Vendredi dernier, plusieurs villes marocaines ont été le théâtre d’importantes manifestations populaires en solidarité avec Ghaza, toujours soumise à un blocus étouffant et à une agression sanglante de l’entité sioniste, qui se poursuit depuis près de deux ans dans un contexte marqué par le silence des autorités et une complicité manifeste avec la politique de normalisation des relations avec l’occupant.
D’après des sources médiatiques locales, de nombreux citoyens ont envahi les rues à l’appel de l’Association marocaine pour le soutien aux causes de la nation.

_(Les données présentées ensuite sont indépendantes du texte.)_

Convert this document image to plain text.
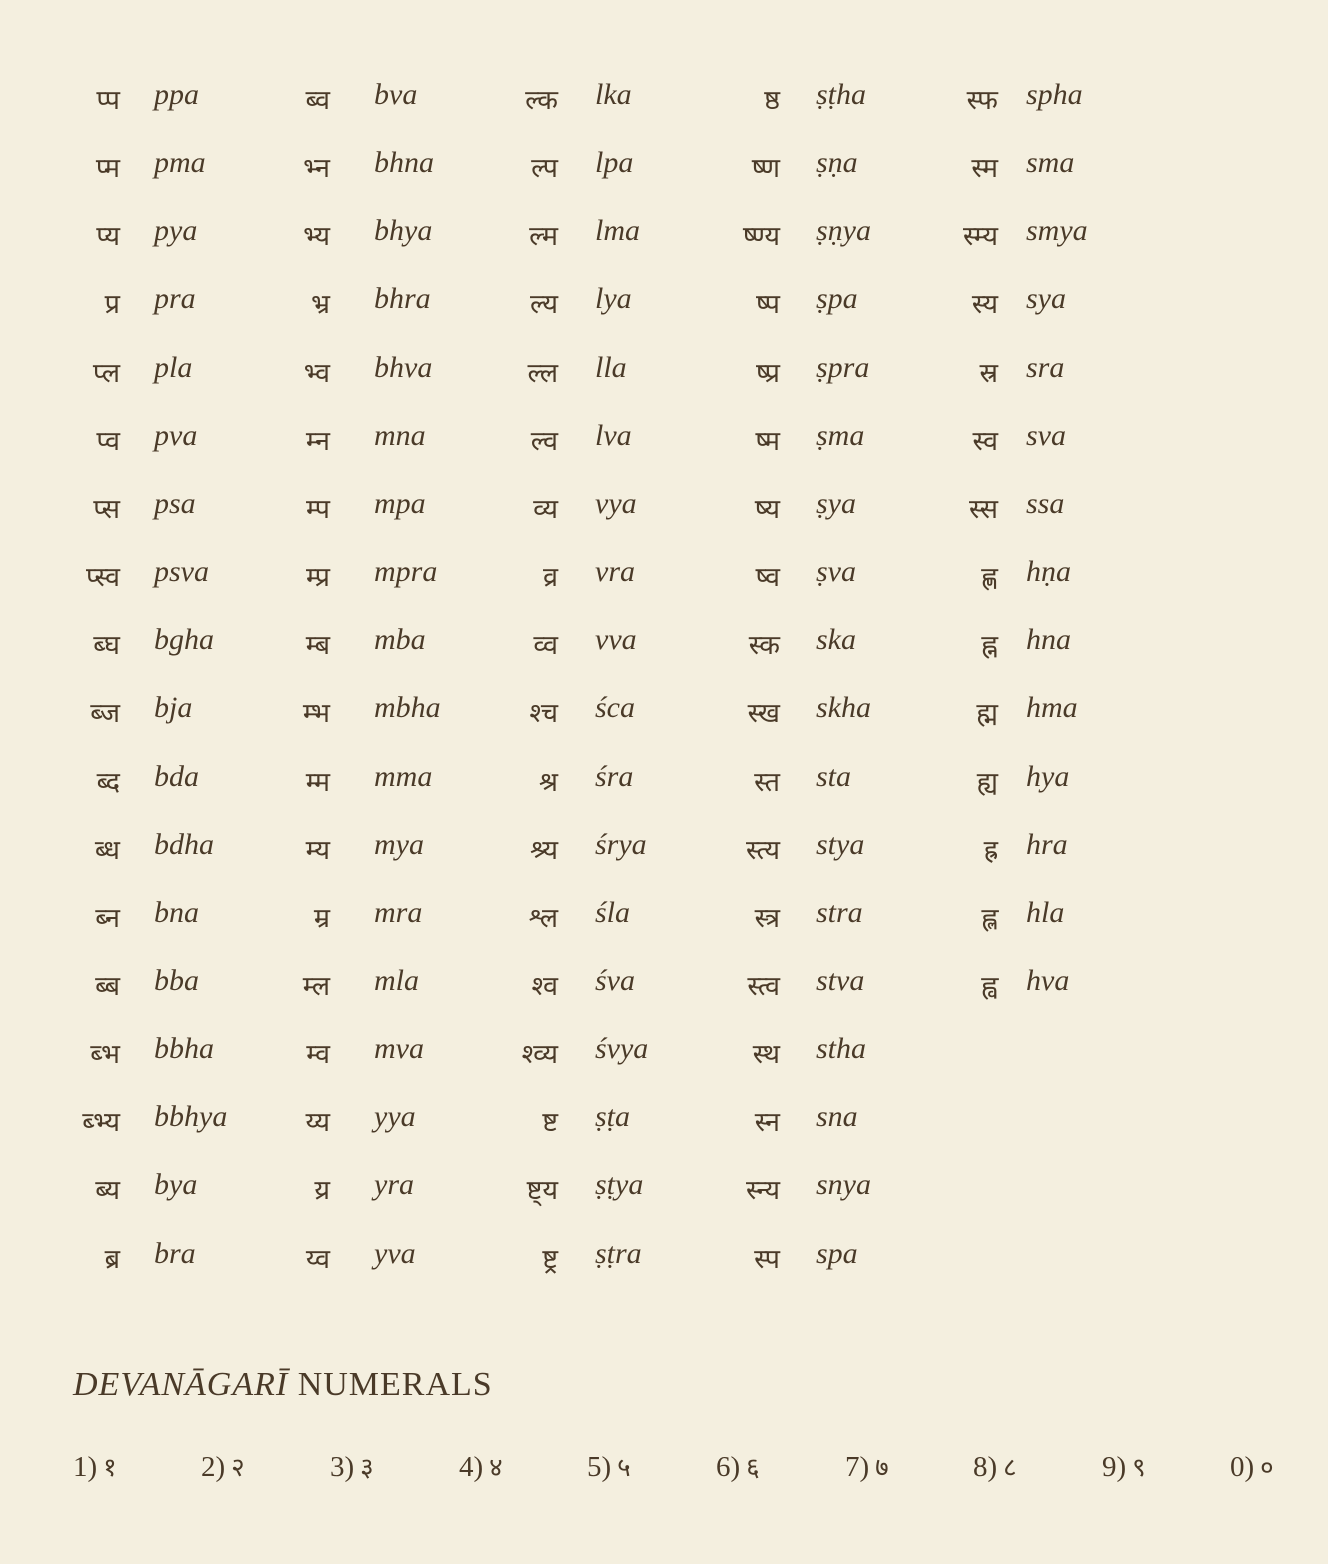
प्प ppa
प्म pma
प्य pya
प्र pra
प्ल pla
प्व pva
प्स psa
प्स्व psva
ब्घ bgha
ब्ज bja
ब्द bda
ब्ध bdha
ब्न bna
ब्ब bba
ब्भ bbha
ब्भ्य bbhya
ब्य bya
ब्र bra
ब्व bva
भ्न bhna
भ्य bhya
भ्र bhra
भ्व bhva
म्न mna
म्प mpa
म्प्र mpra
म्ब mba
म्भ mbha
म्म mma
म्य mya
म्र mra
म्ल mla
म्व mva
य्य yya
य्र yra
य्व yva
ल्क lka
ल्प lpa
ल्म lma
ल्य lya
ल्ल lla
ल्व lva
व्य vya
व्र vra
व्व vva
श्च śca
श्र śra
श्र्य śrya
श्ल śla
श्व śva
श्व्य śvya
ष्ट ṣṭa
ष्ट्य ṣṭya
ष्ट्र ṣṭra
ष्ठ ṣṭha
ष्ण ṣṇa
ष्ण्य ṣṇya
ष्प ṣpa
ष्प्र ṣpra
ष्म ṣma
ष्य ṣya
ष्व ṣva
स्क ska
स्ख skha
स्त sta
स्त्य stya
स्त्र stra
स्त्व stva
स्थ stha
स्न sna
स्न्य snya
स्प spa
स्फ spha
स्म sma
स्म्य smya
स्य sya
स्र sra
स्व sva
स्स ssa
ह्ण hṇa
ह्न hna
ह्म hma
ह्य hya
ह्र hra
ह्ल hla
ह्व hva
DEVANĀGARĪ NUMERALS
1) १	2) २	3) ३	4) ४	5) ५	6) ६	7) ७	8) ८	9) ९	0) ०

Ils ont scandé des slogans dénonçant la normalisation et exprimé leur colère face à la poursuite des relations avec l’entité sioniste, alors même que les crimes contre les civils à Ghaza s’intensifient.
Les manifestants ont considéré que le maintien de ces relations, dans un contexte de siège et de massacres, constitue une trahison flagrante de la cause palestinienne, ainsi qu’un déni volontaire de la volonté du peuple marocain, fermement opposé à toute forme de coopération avec l’occupation sioniste.
Selon les participants, ce rejet populaire de la normalisation découle d’une conviction profonde que toute collaboration avec l’occupant représente «un coup de poignard dans le dos du peuple palestinien» et «une insulte à ses sacrifices». Ils ont estimé que la poursuite de ces politiques officielles équivaut à un soutien total à l’occupation et une négation des souffrances subies par les Palestiniens sous blocus.
Des slogans de colère ont ainsi fusé contre ce que les manifestants ont qualifié de «complicité officielle avec les crimes de guerre sionistes». Ils ont, en outre, dénoncé le mutisme des autorités marocaines face à l’arrivée de navires transportant des armes dans les ports du pays, y voyant un appui direct à la machine de guerre sioniste qui ravage Ghaza.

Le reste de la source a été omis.